TORONTO (Reuters) - Rogers Communications Inc posted an unexpected 17 percent drop in quarterly profit on Monday as the cable, phone and media company struggled to hold on to customers during a period of industry-wide turbulence.
The Toronto-based company, already struggling to maintain its leading position in the wireless industry, had to deal with regulatory changes in both its wireless and television markets that make it easier for customers to switch to rivals.
Rogers lost 26,000 net postpaid wireless subscribers, who typically spend much more than those who prepay for service. It also lost 37,000 prepay customers.
Still, operating revenue rose 5 percent to C$3.175 billion as those who stayed chose more expensive plans, including some that pool data usage across multiple devices.
“They’re going to have to prove themselves now,” said Dave Heger, a senior equity analyst at Edward Jones. “The revenue trends seem to be going in the right direction, but I‘m not convinced yet on earnings.”
Rogers said it spent one third more on subsidized equipment sales in the quarter, in part to target wireless customers whose contracts expire during the so-called “double cohort” zone. That refers to the expiration of three-year wireless contracts signed before the introduction of a wireless code that bans them, plus the newer two-year contracts up for renewal in the same period.

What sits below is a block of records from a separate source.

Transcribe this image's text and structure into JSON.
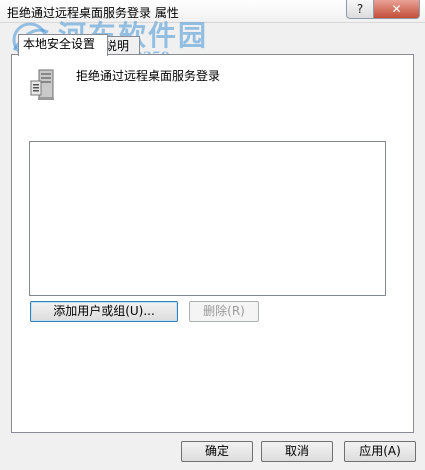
{
  "window": {
    "title": "拒绝通过远程桌面服务登录 属性",
    "help_label": "?",
    "close_label": "✕"
  },
  "watermark": {
    "title": "河东软件园",
    "url": "www.pc0359.cn"
  },
  "tabs": [
    {
      "label": "本地安全设置",
      "active": true
    },
    {
      "label": "说明",
      "active": false
    }
  ],
  "policy": {
    "name": "拒绝通过远程桌面服务登录",
    "icon": "server-icon"
  },
  "accounts": [],
  "buttons": {
    "add": "添加用户或组(U)...",
    "remove": "删除(R)",
    "ok": "确定",
    "cancel": "取消",
    "apply": "应用(A)"
  }
}
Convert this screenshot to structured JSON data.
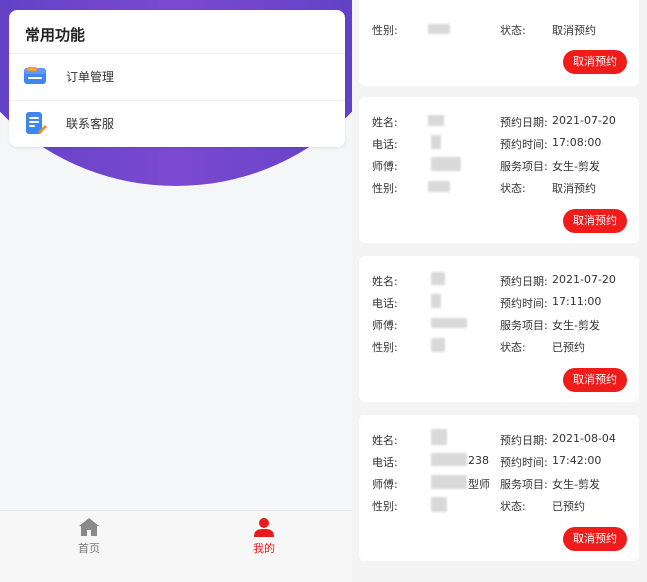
{
  "functions": {
    "title": "常用功能",
    "items": [
      {
        "label": "订单管理",
        "icon": "order-card-icon"
      },
      {
        "label": "联系客服",
        "icon": "customer-service-icon"
      }
    ]
  },
  "nav": {
    "home_label": "首页",
    "mine_label": "我的"
  },
  "orders": {
    "labels": {
      "name": "姓名:",
      "phone": "电话:",
      "stylist": "师傅:",
      "gender": "性别:",
      "date": "预约日期:",
      "time": "预约时间:",
      "service": "服务项目:",
      "status": "状态:"
    },
    "cancel_label": "取消预约",
    "cards": [
      {
        "status": "取消预约"
      },
      {
        "date": "2021-07-20",
        "time": "17:08:00",
        "service": "女生-剪发",
        "status": "取消预约"
      },
      {
        "date": "2021-07-20",
        "time": "17:11:00",
        "service": "女生-剪发",
        "status": "已预约"
      },
      {
        "phone_suffix": "238",
        "stylist_suffix": "型师",
        "date": "2021-08-04",
        "time": "17:42:00",
        "service": "女生-剪发",
        "status": "已预约"
      }
    ]
  },
  "colors": {
    "accent_red": "#ef1c1c",
    "purple": "#6a45cc"
  }
}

Rogers also lost 41,000 cable-TV subscribers, 7,000 Internet customers and 20,000 landline telephone lines in the first quarter.
It said much of that slip was caused by the elimination of a 30-day waiting period before TV, Internet and landline phone contracts could be canceled.
The company hopes to offset the loss of price-conscious customers with value-added services, such as unlimited use Internet plans launched earlier this year.
“The new plans have been received very well,” Rogers Chief Executive Officer Guy Laurence said on a call with analysts. “It’s clear that demand in the average family is growing quite quickly. The number of devices connected to a router is increasing.”
Rogers had net income of C$255 million ($209 million), or 48 Canadian cents a share, in the quarter, compared with C$307 million, or 57 cents a share, a year earlier.
Rogers said it earned 53 cents a share on an adjusted basis.
Analysts had, on average, expected Rogers to earn 63 Canadian cents a share on revenue of C$3.16 billion, according to Thomson Reuters I/B/E/S.